Have yourself a merry little Christmas

Let your heart be light

Next year, all our troubles will be out of sight

Have yourself a merry little Christmas

Make the yuletide gay

Next year, all our troubles will be miles away

Once again as in olden days

Happy golden days of yore

Faithful friends who are dear to us

Will be near to us once more

Someday soon, we all will be together

If the fates allow

Until then, we'll have to muddle though somehow

So have yourself a merry little Christmas now

Have yourself a merry little Christmas

Make the yuletide gay

Next year, all our troubles will be miles away

Once again as in olden days

Happy golden days of yore

Faithful friends who are dear to us

Will be near to us once more

Someday soon, we all will be together

If the fates allow

So hang a shinin' star upon the highest bough

And have yourself a merry little Christmas now

Have yourself a merry little Christmas now

HEATHER GWYTHER

CONTRIBUTOR


CONTRIBUTOR

HEATHER GWYTHER, AGAINST

Usually, I am happy – maybe even grateful – to bend my mood to whatever music plays wherever I am. My solitary Uber journey home on New Year’s Day in 2017 was – to my morbid satisfaction – made even more miserable when ‘Angels’ came on the radio. I enjoy being in a state of confused bliss upon hearing anything by Cocteau Twins. ‘Dancing on My Own’ makes me jump up and down in euphoria. My eyes water a bit when I hear any version of ‘‘Running Up That Hill’. ‘Smile’ (by Lily Allen) makes me feel triumphant. But Christmas music? My shoulders tense. My eyes widen. My jaw is subject to the bruxism typically reserved for night. Christmas music I do not like at all.

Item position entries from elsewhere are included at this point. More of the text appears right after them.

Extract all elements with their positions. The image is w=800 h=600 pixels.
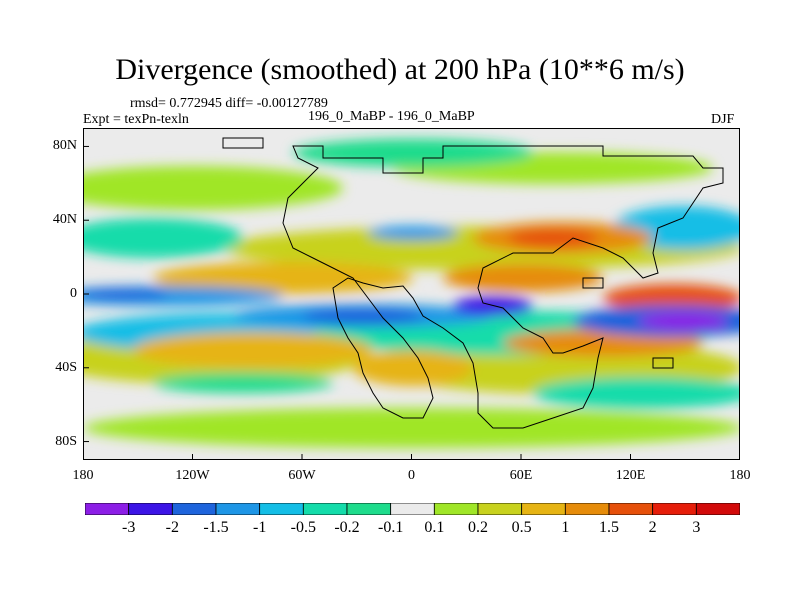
- colorbar-label: -3: [121, 519, 136, 536]
- colorbar-label: -0.1: [377, 519, 404, 536]
- colorbar-swatch: [171, 503, 217, 515]
- x-tick-label: 180: [72, 468, 94, 483]
- colorbar-label: 0.1: [424, 519, 445, 536]
- colorbar-label: -2: [165, 519, 179, 536]
- x-tick-label: 180: [729, 468, 751, 483]
- colorbar-label: 2: [648, 519, 657, 536]
- colorbar-label: -1: [252, 519, 267, 536]
- coastlines: [222, 137, 724, 429]
- colorbar-swatch: [128, 503, 173, 515]
- colorbar-label: 0.5: [511, 519, 532, 536]
- colorbar-swatch: [564, 503, 610, 515]
- colorbar-swatch: [215, 503, 261, 515]
- stats-line: rmsd= 0.772945 diff= -0.00127789: [130, 96, 328, 111]
- colorbar-label: 3: [692, 519, 701, 536]
- y-tick-label: 40S: [55, 359, 77, 375]
- y-tick-label: 0: [70, 286, 77, 301]
- x-tick-label: 120E: [615, 468, 646, 483]
- colorbar-swatch: [85, 503, 130, 515]
- colorbar-swatch: [302, 503, 348, 515]
- x-tick-label: 60W: [288, 468, 316, 483]
- colorbar-swatch: [695, 503, 740, 515]
- colorbar-swatch: [259, 503, 304, 515]
- map-panel: [83, 128, 740, 460]
- divergence-map: [83, 128, 740, 460]
- colorbar-swatch: [652, 503, 697, 515]
- x-tick-label: 60E: [509, 468, 533, 483]
- expt-label: Expt = texPn-texln: [83, 112, 189, 127]
- y-tick-label: 40N: [52, 212, 77, 228]
- colorbar-swatch: [346, 503, 392, 515]
- season-label: DJF: [711, 112, 735, 127]
- x-tick-label: 0: [408, 468, 415, 483]
- colorbar-swatch: [608, 503, 654, 515]
- colorbar-label: 1.5: [599, 519, 619, 536]
- comparison-label: 196_0_MaBP - 196_0_MaBP: [308, 109, 475, 124]
- colorbar-swatch: [433, 503, 479, 515]
- colorbar-label: -1.5: [203, 519, 229, 536]
- colorbar-label: -0.5: [290, 519, 316, 536]
- colorbar-swatch: [477, 503, 523, 515]
- colorbar-swatch: [390, 503, 435, 515]
- y-tick-label: 80S: [55, 433, 77, 449]
- colorbar-label: 0.2: [468, 519, 488, 536]
- y-tick-label: 80N: [52, 138, 77, 154]
- colorbar-label: -0.2: [334, 519, 360, 536]
- colorbar-label: 1: [561, 519, 570, 536]
- colorbar: [85, 503, 740, 515]
- x-tick-label: 120W: [175, 468, 210, 483]
- plot-title: Divergence (smoothed) at 200 hPa (10**6 …: [115, 53, 685, 86]
- colorbar-swatch: [521, 503, 566, 515]
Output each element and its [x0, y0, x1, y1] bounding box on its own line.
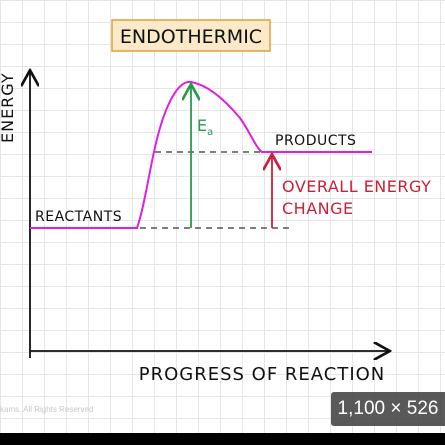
diagram-title: ENDOTHERMIC — [120, 26, 262, 48]
overall-energy-change-label-line2: CHANGE — [282, 199, 354, 218]
energy-profile-diagram[interactable]: ENDOTHERMIC ENERGY PROGRESS OF REACTION … — [0, 0, 445, 433]
diagram-canvas: ENDOTHERMIC ENERGY PROGRESS OF REACTION … — [0, 19, 431, 385]
y-axis-label: ENERGY — [0, 72, 17, 143]
x-axis-label: PROGRESS OF REACTION — [139, 364, 386, 385]
activation-energy-symbol: E — [197, 116, 207, 135]
overall-energy-change-label-line1: OVERALL ENERGY — [282, 177, 431, 196]
copyright-notice: kams. All Rights Reserved — [0, 405, 94, 414]
viewer-bottom-bar — [0, 433, 445, 445]
activation-energy-subscript: a — [207, 127, 213, 138]
energy-profile-curve — [30, 80, 372, 229]
products-label: PRODUCTS — [275, 133, 356, 149]
image-size-badge: 1,100 × 526 — [331, 392, 445, 426]
activation-energy-label: Ea — [197, 116, 213, 138]
title-box — [111, 19, 271, 52]
reactants-label: REACTANTS — [35, 209, 122, 225]
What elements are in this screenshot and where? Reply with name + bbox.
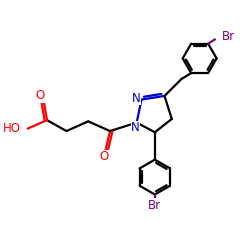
Text: Br: Br bbox=[148, 199, 162, 212]
Text: O: O bbox=[99, 150, 108, 164]
Text: HO: HO bbox=[3, 122, 21, 135]
Text: N: N bbox=[132, 92, 140, 105]
Text: Br: Br bbox=[222, 30, 234, 44]
Text: O: O bbox=[35, 90, 44, 102]
Text: N: N bbox=[131, 122, 140, 134]
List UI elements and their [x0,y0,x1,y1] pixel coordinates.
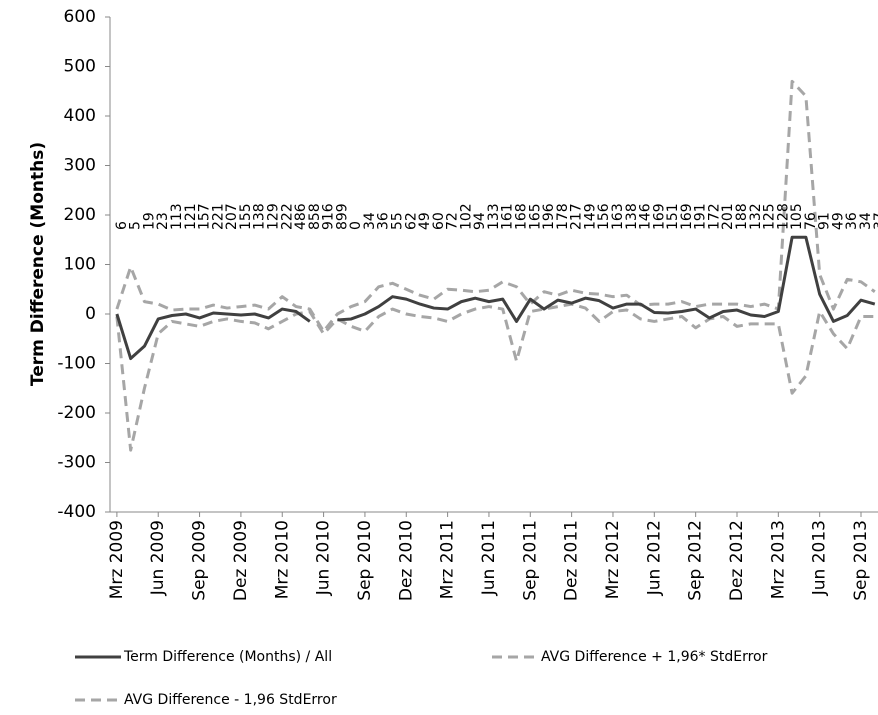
x-tick-label: Jun 2012 [644,520,664,596]
count-label: 138 [624,203,640,230]
series-line [115,302,875,452]
count-label: 155 [238,203,254,230]
x-tick-label: Dez 2010 [396,520,416,601]
y-tick-label: 100 [64,255,96,275]
x-tick-label: Dez 2012 [727,520,747,601]
x-tick-label: Dez 2009 [231,520,251,601]
x-tick-label: Mrz 2013 [768,520,788,599]
count-label: 132 [748,203,764,230]
count-label: 858 [307,203,323,230]
count-label: 178 [555,203,571,230]
x-tick-label: Sep 2010 [355,520,375,601]
count-label: 157 [197,203,213,230]
x-tick-label: Mrz 2011 [438,520,458,599]
count-label: 172 [706,203,722,230]
count-label: 49 [417,212,433,230]
count-label: 169 [679,203,695,230]
x-tick-label: Mrz 2012 [603,520,623,599]
count-label: 76 [803,212,819,230]
count-label: 19 [141,212,157,230]
count-label: 151 [665,203,681,230]
count-label: 6 [114,221,130,230]
y-tick-label: 400 [64,106,96,126]
count-label: 222 [279,203,295,230]
y-tick-label: -300 [57,453,96,473]
count-label: 34 [858,212,874,230]
x-tick-label: Sep 2012 [686,520,706,601]
legend-label: Term Difference (Months) / All [123,649,332,665]
count-label: 5 [128,221,144,230]
count-label: 201 [720,203,736,230]
count-label: 62 [403,212,419,230]
count-label: 165 [527,203,543,230]
count-label: 113 [169,203,185,230]
count-label: 188 [734,203,750,230]
y-tick-label: -200 [57,403,96,423]
count-label: 121 [183,203,199,230]
x-tick-label: Jun 2013 [810,520,830,596]
count-label: 486 [293,203,309,230]
count-label: 916 [321,203,337,230]
x-tick-label: Jun 2009 [148,520,168,596]
series-line [115,235,876,361]
legend-label: AVG Difference - 1,96 StdError [124,692,337,708]
count-label: 899 [334,203,350,230]
y-tick-label: 200 [64,205,96,225]
count-label: 91 [817,212,833,230]
count-label: 0 [348,221,364,230]
count-label: 161 [500,203,516,230]
x-tick-label: Jun 2010 [314,520,334,596]
y-tick-label: 300 [64,156,96,176]
count-label: 169 [651,203,667,230]
count-label: 49 [830,212,846,230]
count-label: 138 [252,203,268,230]
x-tick-label: Jun 2011 [479,520,499,596]
y-tick-label: 0 [85,304,96,324]
x-tick-label: Mrz 2010 [272,520,292,599]
count-label: 207 [224,203,240,230]
count-label: 36 [844,212,860,230]
y-tick-label: 600 [64,7,96,27]
count-label: 146 [638,203,654,230]
y-tick-label: -400 [57,502,96,522]
count-label: 128 [775,203,791,230]
count-label: 156 [596,203,612,230]
y-tick-label: -100 [57,354,96,374]
count-label: 55 [389,212,405,230]
x-tick-label: Sep 2009 [190,520,210,601]
count-label: 168 [514,203,530,230]
count-label: 102 [458,203,474,230]
count-label: 60 [431,212,447,230]
count-label: 125 [762,203,778,230]
legend-label: AVG Difference + 1,96* StdError [541,649,768,665]
count-label: 163 [610,203,626,230]
count-label: 37 [872,212,878,230]
count-label: 196 [541,203,557,230]
count-label: 36 [376,212,392,230]
count-label: 221 [210,203,226,230]
count-label: 217 [569,203,585,230]
count-label: 191 [693,203,709,230]
count-label: 149 [582,203,598,230]
x-tick-label: Sep 2013 [851,520,871,601]
x-tick-label: Dez 2011 [562,520,582,601]
series-line [115,79,876,333]
y-tick-label: 500 [64,57,96,77]
count-label: 72 [445,212,461,230]
y-axis-title: Term Difference (Months) [28,142,48,386]
x-tick-label: Mrz 2009 [107,520,127,599]
count-label: 23 [155,212,171,230]
count-label: 105 [789,203,805,230]
count-label: 34 [362,212,378,230]
x-tick-label: Sep 2011 [520,520,540,601]
count-label: 133 [486,203,502,230]
count-label: 129 [265,203,281,230]
count-label: 94 [472,212,488,230]
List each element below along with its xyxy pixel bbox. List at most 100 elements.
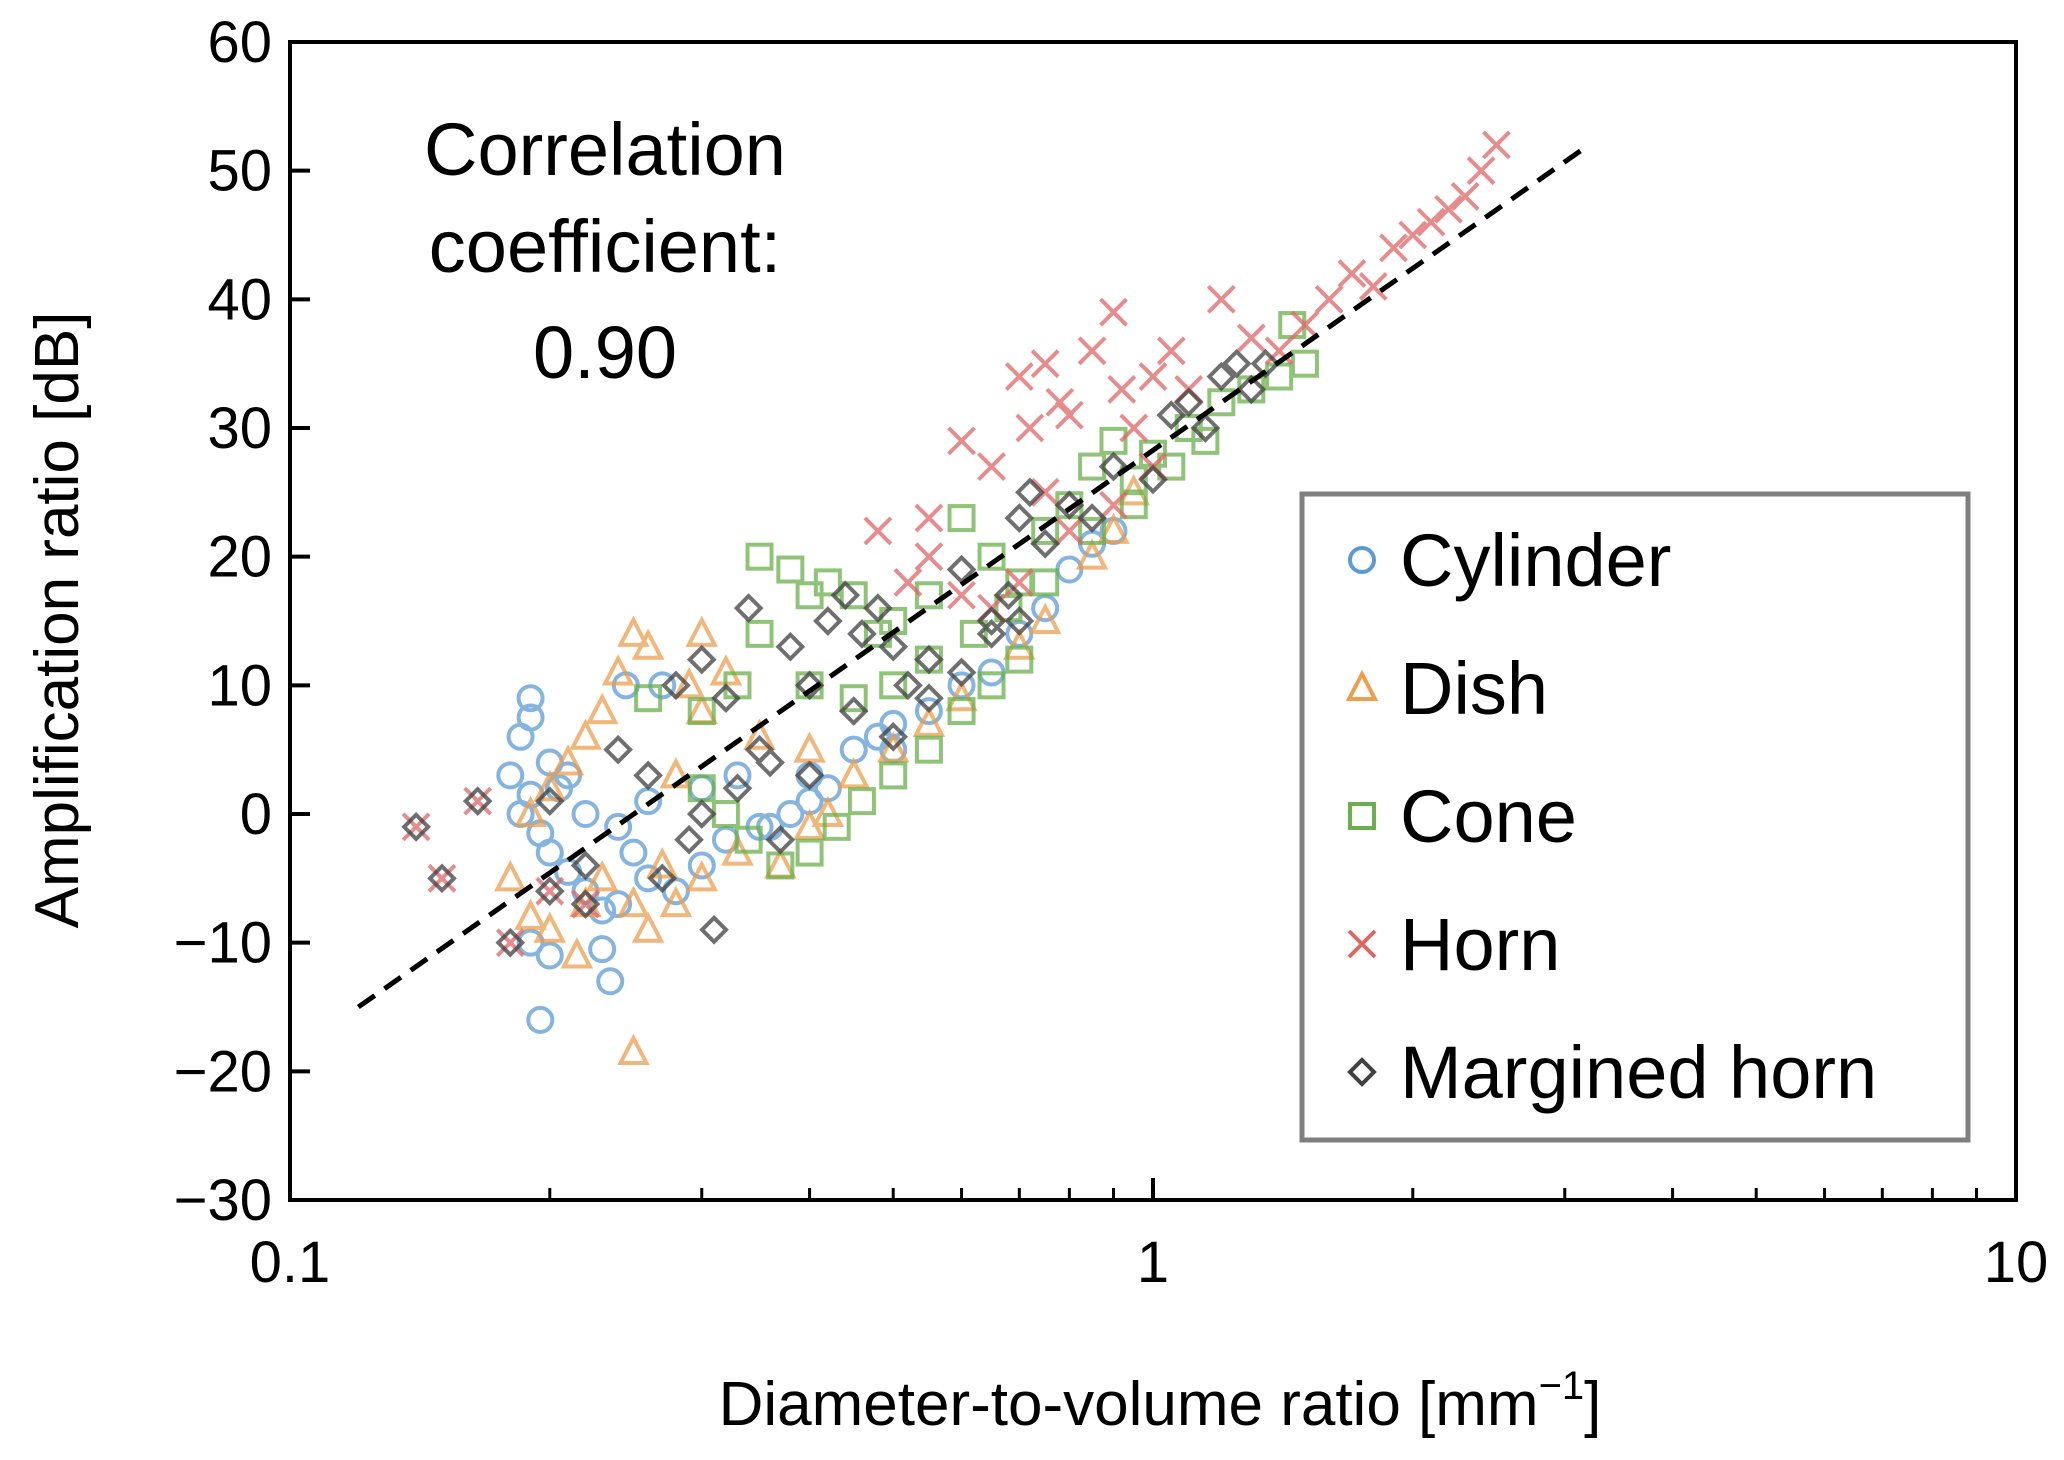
data-point [1314,284,1344,314]
data-point [401,812,431,842]
annotation-line-3: 0.90 [533,311,677,394]
data-point [535,941,564,970]
data-point [1191,426,1220,455]
data-point [571,889,600,919]
y-tick-label: 40 [207,267,272,332]
data-point [560,937,594,969]
data-point [1264,336,1294,366]
data-point [1004,362,1034,391]
data-point [1015,413,1045,443]
data-point [1190,413,1221,443]
data-point [588,935,617,964]
data-point [914,644,944,675]
data-point [776,555,805,584]
data-point [1358,272,1388,301]
data-point [645,847,679,879]
data-point [1138,464,1168,495]
data-point [617,1033,650,1066]
legend: Cylinder Dish Cone Horn Margined horn [1299,491,1971,1143]
data-point [1099,490,1128,520]
data-point [601,654,635,686]
data-point [514,795,547,827]
data-point [659,885,693,918]
data-point [914,581,943,610]
data-point [647,863,678,894]
data-point [631,628,665,660]
plot-marks [356,130,1591,1066]
data-point [743,718,776,750]
legend-marker [1347,929,1377,959]
data-point [1028,602,1062,634]
data-point [495,928,525,958]
legend-item: Dish [1345,647,1548,730]
data-point [551,744,585,776]
data-point [686,799,717,829]
legend-label: Dish [1400,647,1548,730]
data-point [1097,512,1130,544]
legend-label: Cylinder [1400,519,1671,602]
y-tick-label: 30 [207,396,272,461]
data-point [570,889,601,919]
legend-marker [1345,669,1379,701]
data-point [526,1005,555,1034]
data-point [585,859,619,892]
data-point [571,800,600,828]
data-point [1004,606,1035,636]
data-point [1156,400,1187,430]
data-point [734,825,763,854]
data-point [1045,387,1075,417]
data-point [1005,645,1034,674]
legend-item: Horn [1347,903,1560,986]
data-point [672,666,706,699]
y-tick-label: −10 [174,911,272,976]
x-axis-title-close: ] [1584,1370,1601,1439]
y-tick-label: 10 [207,653,272,718]
data-point [839,581,868,610]
y-tick-label: 0 [240,782,272,847]
data-point [462,786,493,816]
data-point [401,812,431,842]
data-point [1030,477,1060,507]
data-point [1379,233,1408,263]
data-point [893,567,923,597]
data-point [945,679,978,712]
data-point [914,503,944,533]
data-point [634,684,663,713]
data-point [837,757,871,789]
data-point [879,761,908,790]
data-point [516,684,545,713]
data-point [1075,538,1109,570]
data-point [1030,528,1061,559]
x-tick-label: 0.1 [250,1230,331,1295]
data-point [674,824,704,855]
data-point [1077,503,1107,533]
data-point [604,812,633,841]
data-point [699,914,729,945]
data-point [619,838,648,867]
data-point [514,898,547,930]
data-point [1119,491,1148,520]
data-point [879,671,908,700]
data-point [993,580,1024,611]
data-point [1031,516,1060,545]
legend-label: Cone [1400,775,1577,858]
data-point [1173,387,1204,418]
data-point [1236,374,1267,405]
data-point [569,718,602,750]
data-point [914,542,944,572]
axis-titles: Diameter-to-volume ratio [mm−1] Amplific… [23,312,1601,1439]
annotation-line-2: coefficient: [429,205,781,288]
legend-item: Cone [1348,775,1577,858]
data-point [1337,259,1367,289]
y-tick-label: 50 [207,139,272,204]
legend-label: Horn [1400,903,1560,986]
data-point [1030,349,1060,379]
data-point [1003,628,1036,660]
series-margined-horn [401,348,1281,958]
data-point [534,786,565,816]
data-point [914,683,944,714]
data-point [745,542,774,571]
data-point [811,795,845,827]
data-point [733,593,764,623]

Maybe I wouldn’t dislike Christmas music so much if it wasn’t foisted upon me – I actually quite like Christmas. The food! The presents! The vague sense of compassion for others! These are all alright by me. I don’t like Christmas music, however, because I know it’s supposed to make me feel festive. Being the contrarian that I am, forced festivities are not something I abide by. I can feel as festive as a John Lewis Christmas advert (and I don't like those either) of my own accord, but being placed in an auditory scenario in which I’m meant to feel festive is enough to bring out my inner Grinch.

That said, I do enjoy ‘winter music’ – if that’s even a genre. Or maybe just one winter song: ‘Winterbreak’ by MUNA. I’ll always choose it over that one by Mariah Carey.